Respect yourself, as well as others.
Make commitments, not excuses.
Every day can be a fun day.
Love is the answer.
One day at a time.
Never give up or become a victim.
For readers who may not share the author’s fondness for watermelon, he encourages them to choose their own objects, outlining principles for each letter for daily review and inspiration.

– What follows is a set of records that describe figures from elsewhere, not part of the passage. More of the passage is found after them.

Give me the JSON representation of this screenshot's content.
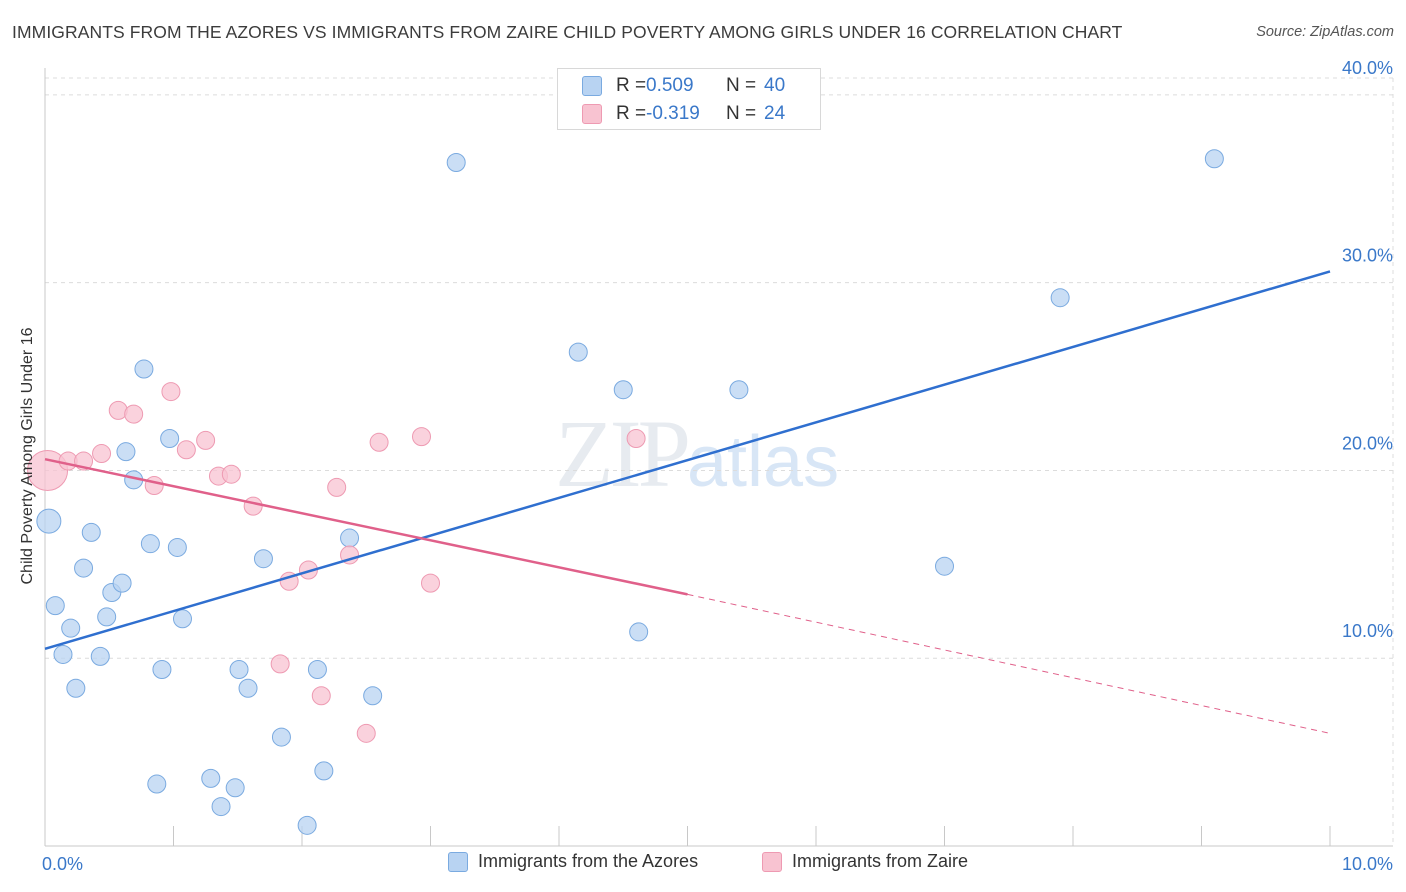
{
  "title": "IMMIGRANTS FROM THE AZORES VS IMMIGRANTS FROM ZAIRE CHILD POVERTY AMONG GIRLS UNDER 16 CORRELATION CHART",
  "source": "Source: ZipAtlas.com",
  "watermark": {
    "zip": "ZIP",
    "atlas": "atlas"
  },
  "stats": {
    "azores": {
      "r_label": "R =",
      "r_value": "0.509",
      "n_label": "N =",
      "n_value": "40"
    },
    "zaire": {
      "r_label": "R =",
      "r_value": "-0.319",
      "n_label": "N =",
      "n_value": "24"
    }
  },
  "legend": {
    "azores": "Immigrants from the Azores",
    "zaire": "Immigrants from Zaire"
  },
  "colors": {
    "azores_fill": "#b8d3f2",
    "azores_stroke": "#7aaae0",
    "azores_line": "#2f6fcf",
    "zaire_fill": "#f8c3d1",
    "zaire_stroke": "#ee9ab2",
    "zaire_line": "#e0608a",
    "axis_text": "#3a78c9",
    "grid": "#dcdcdc"
  },
  "chart_data": {
    "type": "scatter",
    "title": "IMMIGRANTS FROM THE AZORES VS IMMIGRANTS FROM ZAIRE CHILD POVERTY AMONG GIRLS UNDER 16 CORRELATION CHART",
    "xlabel": "",
    "ylabel": "Child Poverty Among Girls Under 16",
    "xlim": [
      0,
      10
    ],
    "ylim": [
      0,
      40.9
    ],
    "x_tick_labels": [
      "0.0%",
      "10.0%"
    ],
    "y_ticks": [
      10,
      20,
      30,
      40
    ],
    "y_tick_labels": [
      "10.0%",
      "20.0%",
      "30.0%",
      "40.0%"
    ],
    "grid": true,
    "legend_position": "bottom-center",
    "series": [
      {
        "name": "Immigrants from the Azores",
        "points": [
          [
            0.03,
            17.3
          ],
          [
            0.08,
            12.8
          ],
          [
            0.14,
            10.2
          ],
          [
            0.2,
            11.6
          ],
          [
            0.24,
            8.4
          ],
          [
            0.3,
            14.8
          ],
          [
            0.36,
            16.7
          ],
          [
            0.43,
            10.1
          ],
          [
            0.48,
            12.2
          ],
          [
            0.52,
            13.5
          ],
          [
            0.6,
            14.0
          ],
          [
            0.63,
            21.0
          ],
          [
            0.69,
            19.5
          ],
          [
            0.77,
            25.4
          ],
          [
            0.82,
            16.1
          ],
          [
            0.87,
            3.3
          ],
          [
            0.91,
            9.4
          ],
          [
            0.97,
            21.7
          ],
          [
            1.03,
            15.9
          ],
          [
            1.07,
            12.1
          ],
          [
            1.29,
            3.6
          ],
          [
            1.37,
            2.1
          ],
          [
            1.48,
            3.1
          ],
          [
            1.51,
            9.4
          ],
          [
            1.58,
            8.4
          ],
          [
            1.7,
            15.3
          ],
          [
            1.84,
            5.8
          ],
          [
            2.04,
            1.1
          ],
          [
            2.12,
            9.4
          ],
          [
            2.17,
            4.0
          ],
          [
            2.37,
            16.4
          ],
          [
            2.55,
            8.0
          ],
          [
            3.2,
            36.4
          ],
          [
            4.15,
            26.3
          ],
          [
            4.5,
            24.3
          ],
          [
            4.62,
            11.4
          ],
          [
            5.4,
            24.3
          ],
          [
            7.0,
            14.9
          ],
          [
            7.9,
            29.2
          ],
          [
            9.1,
            36.6
          ]
        ]
      },
      {
        "name": "Immigrants from Zaire",
        "points": [
          [
            0.02,
            20.0
          ],
          [
            0.18,
            20.5
          ],
          [
            0.3,
            20.5
          ],
          [
            0.44,
            20.9
          ],
          [
            0.57,
            23.2
          ],
          [
            0.69,
            23.0
          ],
          [
            0.85,
            19.2
          ],
          [
            0.98,
            24.2
          ],
          [
            1.1,
            21.1
          ],
          [
            1.25,
            21.6
          ],
          [
            1.35,
            19.7
          ],
          [
            1.45,
            19.8
          ],
          [
            1.62,
            18.1
          ],
          [
            1.83,
            9.7
          ],
          [
            1.9,
            14.1
          ],
          [
            2.05,
            14.7
          ],
          [
            2.15,
            8.0
          ],
          [
            2.27,
            19.1
          ],
          [
            2.37,
            15.5
          ],
          [
            2.5,
            6.0
          ],
          [
            2.6,
            21.5
          ],
          [
            2.93,
            21.8
          ],
          [
            3.0,
            14.0
          ],
          [
            4.6,
            21.7
          ]
        ]
      }
    ],
    "trend_lines": [
      {
        "series": "Immigrants from the Azores",
        "x": [
          0,
          10
        ],
        "y": [
          10.5,
          30.6
        ]
      },
      {
        "series": "Immigrants from Zaire",
        "x": [
          0,
          5
        ],
        "y": [
          20.6,
          13.4
        ],
        "dashed_to": [
          10,
          6.0
        ]
      }
    ]
  }
}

Watermelon Magic: Seeds of Wisdom, Slices of Life
Using watermelon as a metaphor for the magic of life, Wally Amos’ soul-bearing, self-help book is a prescription for being happy in the midst of change; something he knows quite a bit about. With a foreword by Jack Canfield and Mark Victor Hansen (Chicken Soup for the Soul authors), this heartfelt, upbeat biographical brief is bulleted with quotes and thoughtful Wallymelon Lessons based on his extraordinary experiences as the founder and CEO of the $250 million-a-year Famous Amos designer cookie empire and how his enterprise began to crumble under his management. Amos’ instructs readers to make their own decisions based on personal preferences and beliefs and not to be “duped by stereotypes circulated by racists and bigots for the purpose of oppressing people of other races, religions, and cultures.” Bottom line: “It is not all right for other people to tell you what is right for you.” Wise words from an affable entrepreneur, a passionate man with seemingly unflappable optimism.
Both books are quick and refreshing reads. Succulent offerings for the soul.